Spin-label study of the relation between enzymatic activity and lipid–protein organization in reconstituted cytochrome c oxidase

Abstract

Lipid-depleted [beef heart] cytochrome c oxidase (EC 1.9.3.1) containing < 20 .mu.g lipids/mg protein was reconstituted with pure phospholipids of well-defined chemical structure and fatty acid composition without using detergents and(or) sonication. For the maximal restoration of electron transport activity, lipid-depleted cytochrome c oxidase required acidic phospholipids such as phosphatidylglycerol or phosphatidylserine or lysophospholipids such as lysophosphatidylcholine or lysophosphatidic acid, but no specific phospholipid fatty acid composition was necessary. The organization of the lipid environment of the reconstituted cytochrome c oxidase, having a well-defined lipid composition, morphology and a high specific activity, was examined by ESR spectroscopy using 2-(14-carboxytetradecyl)-2-ethyl-4,4-dimethyl-3-oxazolidinyloxyl (16-doxyl stearic acid) and 16-doxyl stearic acid-containing phosphatidylglycerol.
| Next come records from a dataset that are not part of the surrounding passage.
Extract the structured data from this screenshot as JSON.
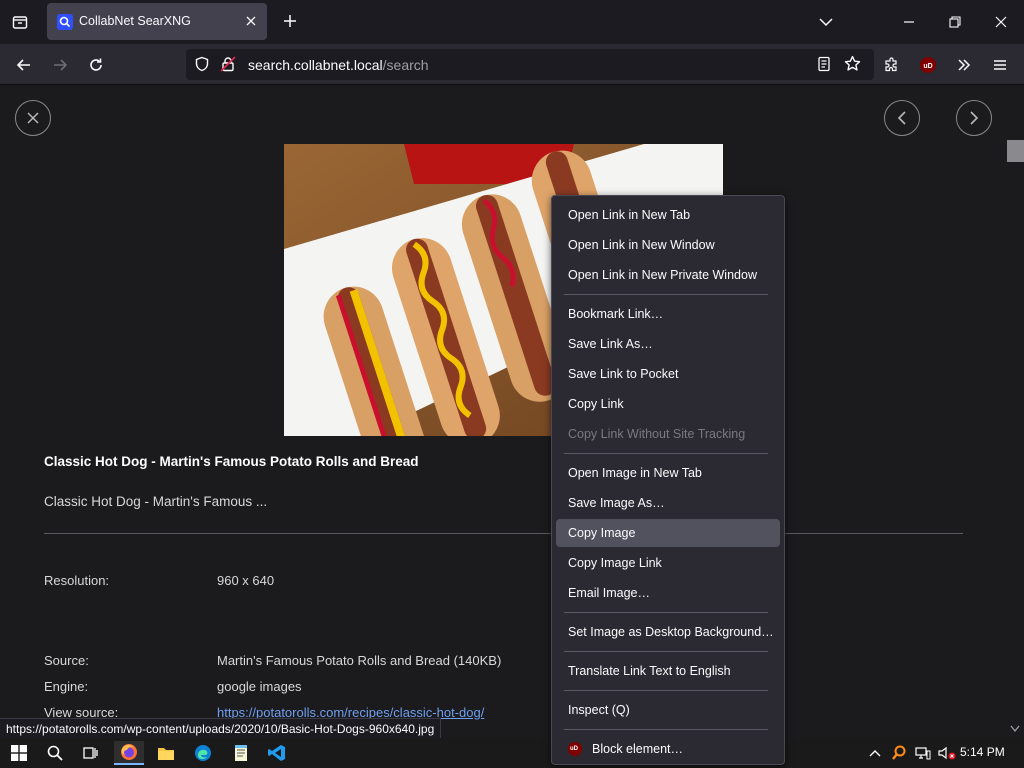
{
  "tab": {
    "title": "CollabNet SearXNG"
  },
  "urlbar": {
    "host": "search.collabnet.local",
    "path": "/search"
  },
  "detail": {
    "title": "Classic Hot Dog - Martin's Famous Potato Rolls and Bread",
    "description": "Classic Hot Dog - Martin's Famous ...",
    "fields": [
      {
        "label": "Resolution:",
        "value": "960 x 640"
      },
      {
        "label": "Source:",
        "value": "Martin's Famous Potato Rolls and Bread (140KB)"
      },
      {
        "label": "Engine:",
        "value": "google images"
      },
      {
        "label": "View source:",
        "value": "https://potatorolls.com/recipes/classic-hot-dog/"
      }
    ]
  },
  "status_link": "https://potatorolls.com/wp-content/uploads/2020/10/Basic-Hot-Dogs-960x640.jpg",
  "context_menu": {
    "items": [
      "Open Link in New Tab",
      "Open Link in New Window",
      "Open Link in New Private Window",
      "Bookmark Link…",
      "Save Link As…",
      "Save Link to Pocket",
      "Copy Link",
      "Copy Link Without Site Tracking",
      "Open Image in New Tab",
      "Save Image As…",
      "Copy Image",
      "Copy Image Link",
      "Email Image…",
      "Set Image as Desktop Background…",
      "Translate Link Text to English",
      "Inspect (Q)",
      "Block element…"
    ],
    "disabled_item": "Copy Link Without Site Tracking",
    "highlighted_item": "Copy Image"
  },
  "taskbar": {
    "time": "5:14 PM"
  },
  "colors": {
    "accent": "#7ab3ff",
    "link": "#6f9ff0",
    "menu_bg": "#2b2a33"
  }
}
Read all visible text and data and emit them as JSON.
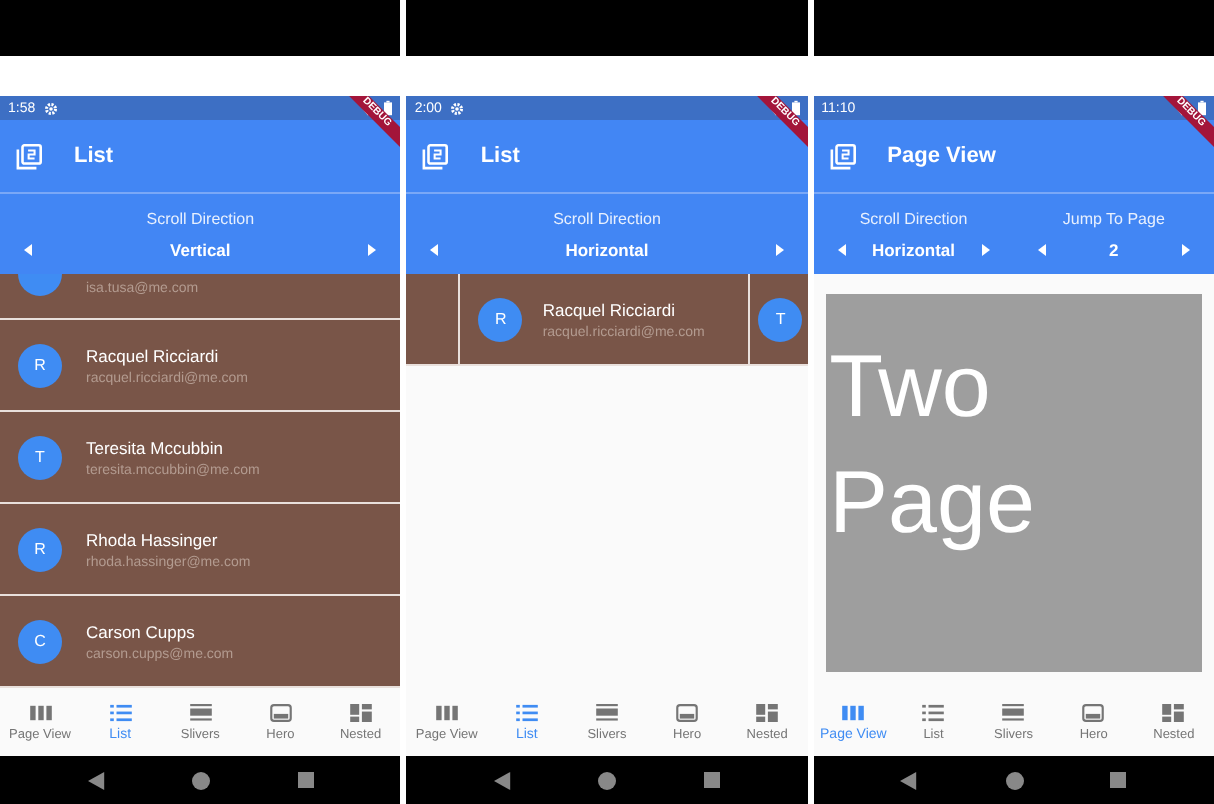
{
  "screens": [
    {
      "status_bar": {
        "time": "1:58",
        "settings_icon": true
      },
      "debug_banner": "DEBUG",
      "app_bar": {
        "title": "List"
      },
      "controls": [
        {
          "label": "Scroll Direction",
          "value": "Vertical"
        }
      ],
      "content": {
        "kind": "vertical_list",
        "items": [
          {
            "email": "isa.tusa@me.com"
          },
          {
            "initial": "R",
            "name": "Racquel Ricciardi",
            "email": "racquel.ricciardi@me.com"
          },
          {
            "initial": "T",
            "name": "Teresita Mccubbin",
            "email": "teresita.mccubbin@me.com"
          },
          {
            "initial": "R",
            "name": "Rhoda Hassinger",
            "email": "rhoda.hassinger@me.com"
          },
          {
            "initial": "C",
            "name": "Carson Cupps",
            "email": "carson.cupps@me.com"
          }
        ]
      },
      "bottom_nav": [
        {
          "label": "Page View",
          "selected": false
        },
        {
          "label": "List",
          "selected": true
        },
        {
          "label": "Slivers",
          "selected": false
        },
        {
          "label": "Hero",
          "selected": false
        },
        {
          "label": "Nested",
          "selected": false
        }
      ]
    },
    {
      "status_bar": {
        "time": "2:00",
        "settings_icon": true
      },
      "debug_banner": "DEBUG",
      "app_bar": {
        "title": "List"
      },
      "controls": [
        {
          "label": "Scroll Direction",
          "value": "Horizontal"
        }
      ],
      "content": {
        "kind": "horizontal_list",
        "items": [
          {
            "initial": "R",
            "name": "Racquel Ricciardi",
            "email": "racquel.ricciardi@me.com"
          },
          {
            "initial": "T"
          }
        ]
      },
      "bottom_nav": [
        {
          "label": "Page View",
          "selected": false
        },
        {
          "label": "List",
          "selected": true
        },
        {
          "label": "Slivers",
          "selected": false
        },
        {
          "label": "Hero",
          "selected": false
        },
        {
          "label": "Nested",
          "selected": false
        }
      ]
    },
    {
      "status_bar": {
        "time": "11:10",
        "settings_icon": false
      },
      "debug_banner": "DEBUG",
      "app_bar": {
        "title": "Page View"
      },
      "controls": [
        {
          "label": "Scroll Direction",
          "value": "Horizontal"
        },
        {
          "label": "Jump To Page",
          "value": "2"
        }
      ],
      "content": {
        "kind": "page",
        "text": "Two Page"
      },
      "bottom_nav": [
        {
          "label": "Page View",
          "selected": true
        },
        {
          "label": "List",
          "selected": false
        },
        {
          "label": "Slivers",
          "selected": false
        },
        {
          "label": "Hero",
          "selected": false
        },
        {
          "label": "Nested",
          "selected": false
        }
      ]
    }
  ]
}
The presence of boundary lipid was established in both lamellar and micellar organizations of reconstituted cytochrome c oxidase and was not necessarily related to the enzymatic activity of the complex. Aside from structural considerations, the boundary lipid, at least in the reconstituted cytochrome c oxidase, apparently is a necessary but not sufficient condition for the enzymatic expression of cytochrome c oxidase.